Pytorch internals

PyTorch Internals

Tensor View and Storage

## View (logical)
# shape: [2, 2], logical shape
# stride: [2, 1], the stride for each axis
# offset: 0, the offset of storage pointer
x = [[1, 2],
     [3, 4]]

## Storage (physical)
# always a 1D contiguous array.
x.storage = [1, 2, 3, 4]

## Slicing
y = x[1:] # [3, 4], shape = [2], stride = [1], offset = 2
z = x[:, 0] # [1, 3], shape = [2], stride = [2], offset = 0

## Stride and Index:
def index_to_pos(index, stride, offset=0):
    # index: logical, same dimension as stride
    # pos: physical, 1d value.
    # this works for both continuous and discoutinuous tensors!
    pos = offset
    for i, s in zip(index, stride):
        pos += i * s
    return pos

def strides_from_shape(shape):
    # assuming a continuous tensor!
    # example: shape [3, 4, 5] --> stride []
    layout = [1]
    offset = 1
    for s in reversed(shape[1:]): # [5, 4]
        layout.append(s * offset) # [1, 5, 20]
        offset = s * offset # [5, 20]
    return tuple(reversed(layout)) # [20, 5, 1]

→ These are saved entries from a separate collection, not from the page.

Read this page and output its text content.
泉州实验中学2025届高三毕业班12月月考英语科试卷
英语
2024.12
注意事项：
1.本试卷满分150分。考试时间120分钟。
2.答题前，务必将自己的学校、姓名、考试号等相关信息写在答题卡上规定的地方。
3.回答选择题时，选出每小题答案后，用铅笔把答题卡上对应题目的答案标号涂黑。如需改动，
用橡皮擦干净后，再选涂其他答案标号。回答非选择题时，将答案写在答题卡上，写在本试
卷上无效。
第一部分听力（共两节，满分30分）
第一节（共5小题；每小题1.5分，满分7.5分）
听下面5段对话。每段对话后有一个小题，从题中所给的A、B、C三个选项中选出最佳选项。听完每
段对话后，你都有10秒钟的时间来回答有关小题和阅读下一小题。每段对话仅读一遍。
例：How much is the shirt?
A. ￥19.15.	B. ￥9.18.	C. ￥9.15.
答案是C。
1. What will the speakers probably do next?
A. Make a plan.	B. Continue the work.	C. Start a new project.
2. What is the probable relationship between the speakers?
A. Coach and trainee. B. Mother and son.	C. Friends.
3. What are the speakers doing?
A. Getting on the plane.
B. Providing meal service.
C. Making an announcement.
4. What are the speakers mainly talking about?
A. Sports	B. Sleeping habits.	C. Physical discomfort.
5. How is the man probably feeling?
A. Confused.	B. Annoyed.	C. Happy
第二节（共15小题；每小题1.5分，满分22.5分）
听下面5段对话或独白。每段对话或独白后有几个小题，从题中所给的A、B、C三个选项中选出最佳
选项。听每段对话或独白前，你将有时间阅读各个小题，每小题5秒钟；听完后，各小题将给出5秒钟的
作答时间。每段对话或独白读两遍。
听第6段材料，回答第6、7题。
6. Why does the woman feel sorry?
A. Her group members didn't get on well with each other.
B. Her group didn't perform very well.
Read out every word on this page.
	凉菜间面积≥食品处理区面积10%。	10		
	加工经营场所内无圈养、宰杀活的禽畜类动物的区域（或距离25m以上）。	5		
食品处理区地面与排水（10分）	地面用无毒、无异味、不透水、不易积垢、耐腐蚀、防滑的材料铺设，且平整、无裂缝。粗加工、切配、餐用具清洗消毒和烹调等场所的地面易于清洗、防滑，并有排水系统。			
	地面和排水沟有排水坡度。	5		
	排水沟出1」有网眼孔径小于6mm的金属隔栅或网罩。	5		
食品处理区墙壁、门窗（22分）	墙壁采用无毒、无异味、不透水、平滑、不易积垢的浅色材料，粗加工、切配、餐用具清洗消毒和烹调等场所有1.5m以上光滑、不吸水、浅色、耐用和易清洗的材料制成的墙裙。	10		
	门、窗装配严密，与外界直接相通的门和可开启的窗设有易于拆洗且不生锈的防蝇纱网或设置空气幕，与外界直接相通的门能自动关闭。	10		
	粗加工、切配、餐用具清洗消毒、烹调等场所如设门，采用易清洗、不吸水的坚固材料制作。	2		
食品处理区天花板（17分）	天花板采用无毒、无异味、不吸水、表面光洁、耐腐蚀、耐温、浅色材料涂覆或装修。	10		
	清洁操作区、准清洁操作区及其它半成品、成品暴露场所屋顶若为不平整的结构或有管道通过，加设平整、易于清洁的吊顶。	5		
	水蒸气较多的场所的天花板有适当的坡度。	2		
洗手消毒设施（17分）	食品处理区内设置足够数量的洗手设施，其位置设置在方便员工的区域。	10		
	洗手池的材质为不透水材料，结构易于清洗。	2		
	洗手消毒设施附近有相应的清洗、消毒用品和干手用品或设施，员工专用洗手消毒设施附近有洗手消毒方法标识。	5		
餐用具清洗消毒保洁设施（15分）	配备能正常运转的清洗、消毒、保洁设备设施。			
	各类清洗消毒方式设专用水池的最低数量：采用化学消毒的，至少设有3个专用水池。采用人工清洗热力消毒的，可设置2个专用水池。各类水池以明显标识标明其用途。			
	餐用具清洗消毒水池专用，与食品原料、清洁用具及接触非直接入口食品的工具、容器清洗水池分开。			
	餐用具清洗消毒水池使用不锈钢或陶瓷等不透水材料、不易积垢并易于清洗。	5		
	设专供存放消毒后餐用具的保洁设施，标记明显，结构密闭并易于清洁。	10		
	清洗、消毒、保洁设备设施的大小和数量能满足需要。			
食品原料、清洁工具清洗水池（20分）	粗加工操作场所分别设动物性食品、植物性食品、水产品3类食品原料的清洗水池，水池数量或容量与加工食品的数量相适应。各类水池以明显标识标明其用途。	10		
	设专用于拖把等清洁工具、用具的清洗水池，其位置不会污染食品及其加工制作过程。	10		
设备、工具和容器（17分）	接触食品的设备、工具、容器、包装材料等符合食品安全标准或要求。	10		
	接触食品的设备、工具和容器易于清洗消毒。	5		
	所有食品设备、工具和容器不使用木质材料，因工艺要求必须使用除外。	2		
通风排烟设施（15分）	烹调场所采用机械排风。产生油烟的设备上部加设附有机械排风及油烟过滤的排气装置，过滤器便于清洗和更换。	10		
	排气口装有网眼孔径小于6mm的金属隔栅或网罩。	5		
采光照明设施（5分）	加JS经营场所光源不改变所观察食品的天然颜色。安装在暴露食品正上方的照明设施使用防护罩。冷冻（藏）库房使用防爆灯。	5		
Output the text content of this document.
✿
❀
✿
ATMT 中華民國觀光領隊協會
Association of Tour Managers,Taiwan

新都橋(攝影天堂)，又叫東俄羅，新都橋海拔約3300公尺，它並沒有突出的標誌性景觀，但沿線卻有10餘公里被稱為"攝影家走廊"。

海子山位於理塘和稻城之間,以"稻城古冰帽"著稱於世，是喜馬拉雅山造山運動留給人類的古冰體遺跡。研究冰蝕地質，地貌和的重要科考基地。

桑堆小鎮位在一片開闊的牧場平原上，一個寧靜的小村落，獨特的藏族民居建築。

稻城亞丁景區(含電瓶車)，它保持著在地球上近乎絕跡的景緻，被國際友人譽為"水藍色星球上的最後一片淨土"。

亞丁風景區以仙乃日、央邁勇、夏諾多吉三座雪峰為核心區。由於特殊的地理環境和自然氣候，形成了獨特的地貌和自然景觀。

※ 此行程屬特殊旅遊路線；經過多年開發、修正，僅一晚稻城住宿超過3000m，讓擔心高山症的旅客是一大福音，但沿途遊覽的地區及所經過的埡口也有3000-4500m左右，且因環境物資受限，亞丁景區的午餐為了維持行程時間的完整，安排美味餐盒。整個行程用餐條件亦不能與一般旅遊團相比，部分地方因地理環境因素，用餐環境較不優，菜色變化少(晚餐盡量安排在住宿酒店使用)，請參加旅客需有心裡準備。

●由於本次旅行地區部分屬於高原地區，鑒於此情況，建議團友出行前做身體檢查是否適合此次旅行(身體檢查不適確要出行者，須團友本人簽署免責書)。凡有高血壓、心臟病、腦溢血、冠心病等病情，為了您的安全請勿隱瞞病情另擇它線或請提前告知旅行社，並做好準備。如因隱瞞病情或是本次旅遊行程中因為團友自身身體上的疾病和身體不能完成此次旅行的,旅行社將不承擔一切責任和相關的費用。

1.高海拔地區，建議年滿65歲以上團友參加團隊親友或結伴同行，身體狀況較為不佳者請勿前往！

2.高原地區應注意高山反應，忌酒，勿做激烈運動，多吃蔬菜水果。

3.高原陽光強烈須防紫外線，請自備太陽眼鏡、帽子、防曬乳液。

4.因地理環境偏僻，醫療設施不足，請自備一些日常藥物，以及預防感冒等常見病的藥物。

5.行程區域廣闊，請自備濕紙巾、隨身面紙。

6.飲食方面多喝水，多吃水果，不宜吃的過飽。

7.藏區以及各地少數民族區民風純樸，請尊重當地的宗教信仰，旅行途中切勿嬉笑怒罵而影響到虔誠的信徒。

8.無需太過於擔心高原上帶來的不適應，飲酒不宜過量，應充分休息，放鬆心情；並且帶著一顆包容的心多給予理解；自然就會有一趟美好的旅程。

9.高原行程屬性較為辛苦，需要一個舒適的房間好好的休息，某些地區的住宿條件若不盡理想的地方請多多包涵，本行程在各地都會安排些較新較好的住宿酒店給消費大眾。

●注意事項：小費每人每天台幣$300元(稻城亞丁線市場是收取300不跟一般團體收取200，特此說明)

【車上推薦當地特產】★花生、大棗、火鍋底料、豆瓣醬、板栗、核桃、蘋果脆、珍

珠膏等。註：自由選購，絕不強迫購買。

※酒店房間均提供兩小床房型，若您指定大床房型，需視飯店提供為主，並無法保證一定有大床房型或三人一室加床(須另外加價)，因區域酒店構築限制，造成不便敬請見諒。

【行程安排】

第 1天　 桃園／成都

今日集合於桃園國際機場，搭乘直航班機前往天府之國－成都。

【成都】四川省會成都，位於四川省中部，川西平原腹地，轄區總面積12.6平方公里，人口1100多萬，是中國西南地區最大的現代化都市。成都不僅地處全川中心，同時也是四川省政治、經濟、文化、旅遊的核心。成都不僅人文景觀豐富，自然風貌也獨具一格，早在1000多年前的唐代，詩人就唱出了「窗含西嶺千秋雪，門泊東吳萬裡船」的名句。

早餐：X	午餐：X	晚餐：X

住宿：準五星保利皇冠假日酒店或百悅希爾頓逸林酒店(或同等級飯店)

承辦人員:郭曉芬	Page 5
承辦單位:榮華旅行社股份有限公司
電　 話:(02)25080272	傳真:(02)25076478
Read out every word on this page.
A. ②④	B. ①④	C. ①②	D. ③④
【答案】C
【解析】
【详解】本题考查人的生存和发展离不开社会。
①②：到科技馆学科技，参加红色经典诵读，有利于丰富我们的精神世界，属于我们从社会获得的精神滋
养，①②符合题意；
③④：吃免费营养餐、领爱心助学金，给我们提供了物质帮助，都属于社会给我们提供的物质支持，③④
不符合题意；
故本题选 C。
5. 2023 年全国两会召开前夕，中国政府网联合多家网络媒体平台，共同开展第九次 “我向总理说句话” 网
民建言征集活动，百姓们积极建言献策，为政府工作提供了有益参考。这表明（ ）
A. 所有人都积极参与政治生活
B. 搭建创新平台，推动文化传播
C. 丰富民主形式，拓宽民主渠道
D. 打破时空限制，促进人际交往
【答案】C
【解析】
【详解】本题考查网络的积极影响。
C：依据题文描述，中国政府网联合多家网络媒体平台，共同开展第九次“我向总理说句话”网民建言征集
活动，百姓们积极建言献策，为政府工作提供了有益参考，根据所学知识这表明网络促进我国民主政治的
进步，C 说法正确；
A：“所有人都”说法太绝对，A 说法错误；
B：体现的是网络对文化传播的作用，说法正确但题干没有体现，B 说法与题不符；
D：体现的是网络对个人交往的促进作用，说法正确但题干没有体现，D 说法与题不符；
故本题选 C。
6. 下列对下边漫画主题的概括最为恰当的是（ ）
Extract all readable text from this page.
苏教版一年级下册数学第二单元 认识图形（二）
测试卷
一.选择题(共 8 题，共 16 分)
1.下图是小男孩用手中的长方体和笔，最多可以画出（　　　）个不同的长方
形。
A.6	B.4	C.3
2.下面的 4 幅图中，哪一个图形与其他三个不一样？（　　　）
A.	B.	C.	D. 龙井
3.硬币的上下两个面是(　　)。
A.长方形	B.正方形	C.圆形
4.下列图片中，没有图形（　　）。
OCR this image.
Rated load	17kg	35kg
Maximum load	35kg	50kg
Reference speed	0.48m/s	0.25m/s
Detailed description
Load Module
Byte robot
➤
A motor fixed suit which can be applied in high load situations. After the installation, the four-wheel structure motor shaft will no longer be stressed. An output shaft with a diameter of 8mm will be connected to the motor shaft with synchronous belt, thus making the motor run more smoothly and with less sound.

def is_contiguous(stride):
    # continuous tensor <==> mono-decreasing stride && last stride is 1
    last = stride[0]
    for s in stride[1:]:
        if s > last: 
            return False
        else:
            last = s
    if last > 1:
        return False
    else;
        return True

Each tensor always has a view-storage pair.
Multiple tensor views can share the same storage.

Tensor trinity that decides its true implementation:
- device: CPU, CUDA, XLA, ...
- layout: Strided, Sparse, ...
- dtype: int, float, ...

Source Structure

torch/ # torch frontend
torch/csrc/ # c++ frontent, python bindings, autograd engine, JIT compiler
aten/ # a tensor library, most tensor operations.
c10/ # implementation of core abstractions.

Mostly we would want to extend the aten part for new operators.

First, you should register your op in some config file: detailed workflow

Each op should be implemented in three versions:

myop_out(..., out) # write to out
# usually the following two funcs can just call myop_out()
myop_(...) # inplace
myop() # return the output

Then you should write kernels as the real implementation.

You'll need to dispatch based on dtype, and implement each (or use template).

Workflow efficiency

Editing headers sparingly, since it may cause re-compilation of lots of files...
setup ccache